Pourquoi la fascination pour les fesses des femmes révèle-t-elle des inégalités de genre persistantes ?

Pourquoi la fascination pour les fesses des femmes révèle-t-elle des inégalités de genre persistantes ?

26.12.2025 07:07
2 min de lecture

La transformation de la perception des corps féminins et les inégalités de genre persistantes

La mode actuelle glorifie les fesses rondes et plantureuses chez les femmes, un phénomène observé par Erell Hannah, autrice de bande dessinée et essayiste féministe. Cet automne, elle a cosigné avec l’illustrateur Fred Cham un essai intitulé Derrière – Une étonnante histoire de fesses, qui explore la dimension symbolique des fesses à travers l’histoire et les nouveaux diktats esthétiques.
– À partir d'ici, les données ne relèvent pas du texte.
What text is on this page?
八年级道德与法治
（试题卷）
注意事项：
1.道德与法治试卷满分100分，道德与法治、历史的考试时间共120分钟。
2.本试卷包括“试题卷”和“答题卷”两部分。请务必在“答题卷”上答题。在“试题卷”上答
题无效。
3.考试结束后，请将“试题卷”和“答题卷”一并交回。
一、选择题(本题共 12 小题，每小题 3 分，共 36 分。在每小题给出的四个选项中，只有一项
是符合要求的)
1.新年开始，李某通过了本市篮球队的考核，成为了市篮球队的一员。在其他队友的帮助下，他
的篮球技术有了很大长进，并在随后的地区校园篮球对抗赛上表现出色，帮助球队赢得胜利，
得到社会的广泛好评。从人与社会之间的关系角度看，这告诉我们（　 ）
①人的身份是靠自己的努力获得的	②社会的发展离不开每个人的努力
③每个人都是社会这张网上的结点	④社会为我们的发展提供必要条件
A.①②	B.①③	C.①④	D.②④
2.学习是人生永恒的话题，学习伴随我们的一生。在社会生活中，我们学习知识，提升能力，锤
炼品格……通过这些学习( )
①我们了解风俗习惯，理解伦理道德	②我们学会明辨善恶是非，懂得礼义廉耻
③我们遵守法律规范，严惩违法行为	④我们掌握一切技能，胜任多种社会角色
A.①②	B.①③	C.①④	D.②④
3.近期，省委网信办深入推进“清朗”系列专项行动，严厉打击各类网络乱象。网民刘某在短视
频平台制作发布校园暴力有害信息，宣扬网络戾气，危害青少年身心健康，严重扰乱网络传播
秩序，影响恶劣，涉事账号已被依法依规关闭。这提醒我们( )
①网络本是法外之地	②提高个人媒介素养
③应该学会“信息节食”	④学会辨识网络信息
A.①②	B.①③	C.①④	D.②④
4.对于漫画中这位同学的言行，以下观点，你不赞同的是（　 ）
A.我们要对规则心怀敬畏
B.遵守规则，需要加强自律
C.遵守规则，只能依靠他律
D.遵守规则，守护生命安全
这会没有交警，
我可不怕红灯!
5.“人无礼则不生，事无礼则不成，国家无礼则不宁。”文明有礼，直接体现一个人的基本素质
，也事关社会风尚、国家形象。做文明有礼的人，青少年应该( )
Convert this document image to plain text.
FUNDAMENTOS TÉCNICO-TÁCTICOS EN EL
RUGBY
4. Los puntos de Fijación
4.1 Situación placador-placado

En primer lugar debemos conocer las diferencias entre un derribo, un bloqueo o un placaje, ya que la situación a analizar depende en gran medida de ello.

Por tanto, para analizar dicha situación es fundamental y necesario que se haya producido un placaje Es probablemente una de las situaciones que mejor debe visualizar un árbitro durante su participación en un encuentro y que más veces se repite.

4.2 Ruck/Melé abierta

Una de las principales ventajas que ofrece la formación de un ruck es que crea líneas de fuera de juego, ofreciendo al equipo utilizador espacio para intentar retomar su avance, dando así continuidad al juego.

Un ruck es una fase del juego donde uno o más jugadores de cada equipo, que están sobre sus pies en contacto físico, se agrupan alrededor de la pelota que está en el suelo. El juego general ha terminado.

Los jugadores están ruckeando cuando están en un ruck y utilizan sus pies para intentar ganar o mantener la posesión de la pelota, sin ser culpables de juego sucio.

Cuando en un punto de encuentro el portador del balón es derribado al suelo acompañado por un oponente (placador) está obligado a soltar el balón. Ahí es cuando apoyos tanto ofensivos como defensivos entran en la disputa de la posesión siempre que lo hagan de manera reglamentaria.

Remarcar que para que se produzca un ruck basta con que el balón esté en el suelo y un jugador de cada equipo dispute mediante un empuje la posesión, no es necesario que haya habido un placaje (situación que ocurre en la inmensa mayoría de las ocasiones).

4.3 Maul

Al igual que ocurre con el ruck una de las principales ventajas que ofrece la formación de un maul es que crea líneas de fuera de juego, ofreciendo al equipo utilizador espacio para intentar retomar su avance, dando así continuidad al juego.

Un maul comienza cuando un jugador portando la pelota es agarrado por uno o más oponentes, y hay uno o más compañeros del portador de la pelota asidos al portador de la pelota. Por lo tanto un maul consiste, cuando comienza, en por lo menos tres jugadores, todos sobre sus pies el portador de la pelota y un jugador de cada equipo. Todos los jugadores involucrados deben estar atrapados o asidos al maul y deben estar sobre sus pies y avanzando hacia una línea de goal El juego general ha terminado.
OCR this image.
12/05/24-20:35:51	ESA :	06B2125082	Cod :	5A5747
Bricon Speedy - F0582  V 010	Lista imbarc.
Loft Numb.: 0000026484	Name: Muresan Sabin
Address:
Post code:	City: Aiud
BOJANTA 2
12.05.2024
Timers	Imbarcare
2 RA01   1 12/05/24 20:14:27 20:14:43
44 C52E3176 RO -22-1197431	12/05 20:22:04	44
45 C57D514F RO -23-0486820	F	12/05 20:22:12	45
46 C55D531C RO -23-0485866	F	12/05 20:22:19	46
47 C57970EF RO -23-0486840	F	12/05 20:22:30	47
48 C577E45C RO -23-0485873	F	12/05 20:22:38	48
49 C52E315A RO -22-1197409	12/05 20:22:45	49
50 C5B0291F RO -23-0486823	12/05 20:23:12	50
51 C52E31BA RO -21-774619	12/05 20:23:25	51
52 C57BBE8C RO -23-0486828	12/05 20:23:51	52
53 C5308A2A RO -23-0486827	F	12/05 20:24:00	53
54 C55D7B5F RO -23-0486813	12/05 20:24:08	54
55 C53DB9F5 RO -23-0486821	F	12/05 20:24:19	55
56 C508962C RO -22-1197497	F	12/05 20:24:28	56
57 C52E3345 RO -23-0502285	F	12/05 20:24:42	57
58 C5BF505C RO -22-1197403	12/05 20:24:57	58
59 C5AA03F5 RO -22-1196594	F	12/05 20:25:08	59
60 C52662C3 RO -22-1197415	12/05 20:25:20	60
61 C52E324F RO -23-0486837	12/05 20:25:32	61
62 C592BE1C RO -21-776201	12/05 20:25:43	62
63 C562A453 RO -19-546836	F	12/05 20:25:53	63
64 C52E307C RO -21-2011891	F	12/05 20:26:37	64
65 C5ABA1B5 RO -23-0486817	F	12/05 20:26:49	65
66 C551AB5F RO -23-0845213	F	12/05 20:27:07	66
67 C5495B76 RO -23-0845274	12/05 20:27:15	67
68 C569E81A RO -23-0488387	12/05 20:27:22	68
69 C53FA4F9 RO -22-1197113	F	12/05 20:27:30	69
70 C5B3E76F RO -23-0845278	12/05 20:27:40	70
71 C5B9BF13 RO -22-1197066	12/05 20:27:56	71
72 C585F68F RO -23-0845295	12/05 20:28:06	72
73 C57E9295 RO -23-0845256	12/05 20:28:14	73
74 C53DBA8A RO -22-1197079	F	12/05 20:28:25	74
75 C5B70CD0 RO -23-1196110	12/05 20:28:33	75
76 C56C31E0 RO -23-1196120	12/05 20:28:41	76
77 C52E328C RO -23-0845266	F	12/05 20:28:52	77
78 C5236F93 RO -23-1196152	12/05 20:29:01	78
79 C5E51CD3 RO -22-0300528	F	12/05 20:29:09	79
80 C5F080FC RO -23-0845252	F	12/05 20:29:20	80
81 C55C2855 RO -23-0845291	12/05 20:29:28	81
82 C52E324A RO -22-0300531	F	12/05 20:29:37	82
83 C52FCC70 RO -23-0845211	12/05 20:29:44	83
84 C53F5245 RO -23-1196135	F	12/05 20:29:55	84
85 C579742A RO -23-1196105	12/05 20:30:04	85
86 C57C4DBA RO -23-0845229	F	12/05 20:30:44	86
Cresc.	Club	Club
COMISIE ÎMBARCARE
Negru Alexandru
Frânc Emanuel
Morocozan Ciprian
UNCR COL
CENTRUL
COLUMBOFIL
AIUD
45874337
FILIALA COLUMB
Pour Hannah, l’importance accordée aux fesses souligne comment le corps féminin est soumis à des injonctions changeantes au fil des siècles, rapporte TopTribune.

Historiquement, jusqu’au XVIIe siècle, peu d’attention était portée aux fesses. Erell Hannah explique que « pendant plusieurs siècles, on accordait peu d’importance esthétique aux fesses. Les travaux de l’historien Georges Vigarello montrent que le bas du corps était perçu comme une zone peu intéressante, servant uniquement de support au buste. Avec l’arrivée des miroirs au XIXe siècle, cette perception a évolué. »

Dans cette même période, les fesses des femmes commencent à être décrites dans la littérature, notamment dans le roman Nana d’Émile Zola, sorti en 1881. L’évolution continue avec la réduction des vêtements féminins et l’essor de loisirs tels que les bains de mer, tandis que des représentations de corps féminins de plus en plus sexualisés apparaissent dans les music-halls.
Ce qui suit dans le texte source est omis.